On National Read a Book Day, Kasey Meehan of PEN America’s Freedom to Read initiative continues to be alarmed at the number of books being taken off of America’s school library shelves.
"We saw over 1,400 instances of book bans, and that swept up over 800 unique titles. When we think about 800 unique books that are being targeted and removed from access, it's just an immense, it's a huge number," said Meehan.
She is referring to book ban figures from the last school year, which PEN America has been tracking. Meanwhile, in some places, public libraries have been threatened with closure for carrying titles touching on race, sex, and LGTBQ+ themes.
"What does it mean when you can't see yourself in literature? What does it mean when you can't read a book about somebody who has a different lived experience than yourself? I mean, there's a real gap in how individuals will be able to kind of navigate and engage and explore, different either identities or experiences or histories," said Meehan. Judy Newman is the chief impact officer at children’s books publisher Scholastic. She says the discourse surrounding books and libraries is unfortunately coming at a time when standardized reading scores for 13-year-olds have dropped to their lowest level since 2004.
"Listen, if you don't wanna read a book, I'm not gonna force you to read it, but I don't want you to prevent me from choosing it. We take that away by closing libraries or other places where kids can choose. We're doing them a disservice. It's just one more negative thing," said Newman.
Aside from the discourse on banned books, another hurdle to academic success is children not getting access to books due to low resources at home and in schools.
"They provide access and equity — what we really mean by equity, when every kid in the school can participate equally," said Newman.
Book choice is one of the most important factors in getting children to read. According to Scholastic’s data, 93% of children say their favorite books are the ones they pick out themselves, and 92% say the books they’re most likely to finish are the ones they choose.

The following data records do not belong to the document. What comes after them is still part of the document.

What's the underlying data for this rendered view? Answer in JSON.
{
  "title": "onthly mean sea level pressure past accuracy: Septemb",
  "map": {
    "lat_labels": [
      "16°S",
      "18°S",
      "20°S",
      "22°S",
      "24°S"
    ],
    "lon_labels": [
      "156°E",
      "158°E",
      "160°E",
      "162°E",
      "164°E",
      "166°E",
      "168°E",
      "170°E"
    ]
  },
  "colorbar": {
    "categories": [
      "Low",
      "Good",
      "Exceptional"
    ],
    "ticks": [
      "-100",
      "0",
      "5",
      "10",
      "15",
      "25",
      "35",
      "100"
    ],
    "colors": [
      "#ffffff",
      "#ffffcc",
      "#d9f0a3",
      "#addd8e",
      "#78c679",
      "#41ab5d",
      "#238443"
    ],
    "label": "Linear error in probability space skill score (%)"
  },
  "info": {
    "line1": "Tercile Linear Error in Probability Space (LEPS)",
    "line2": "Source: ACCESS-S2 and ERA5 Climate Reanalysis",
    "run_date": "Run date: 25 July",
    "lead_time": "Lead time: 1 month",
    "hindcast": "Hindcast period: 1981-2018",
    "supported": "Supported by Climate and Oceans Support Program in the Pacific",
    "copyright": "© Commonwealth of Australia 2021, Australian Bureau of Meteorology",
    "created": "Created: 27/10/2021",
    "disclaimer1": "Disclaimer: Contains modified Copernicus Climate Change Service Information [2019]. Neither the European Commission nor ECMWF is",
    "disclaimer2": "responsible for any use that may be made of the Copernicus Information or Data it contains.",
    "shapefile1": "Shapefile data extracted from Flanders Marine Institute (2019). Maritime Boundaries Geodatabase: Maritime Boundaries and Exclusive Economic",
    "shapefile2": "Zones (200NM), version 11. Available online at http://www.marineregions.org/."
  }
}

Books can be expensive — that’s why Scholastic is pairing up with the Scripps Howard Fund’s "If You Give A Child A Book" campaign.
"It's really important to flood the books to each child. You know that essentially they're living in a book desert, so we wanna make sure that they have access to books within their home," said Meredith Delaney, the director of philanthropic strategies for the Scripps Howard Fund.
The campaign brings free scholastic book fairs to Title 1 schools, school where most kids are on free or reduced lunch programs. The goal: Give each child 10 free books to build up their at home libraries.
"Research shows that 10 is that magic number, 10 is the number of books that a child needs each year to build their home libraries. And it means that it's a number that has a positive correlation with their reading comprehension and their reading scores," said Delaney.
"It takes a village, right? The teachers, principles, administration, caregivers, the families to envelop that child in reading and encouraging them to see themselves as a reader," said Newman.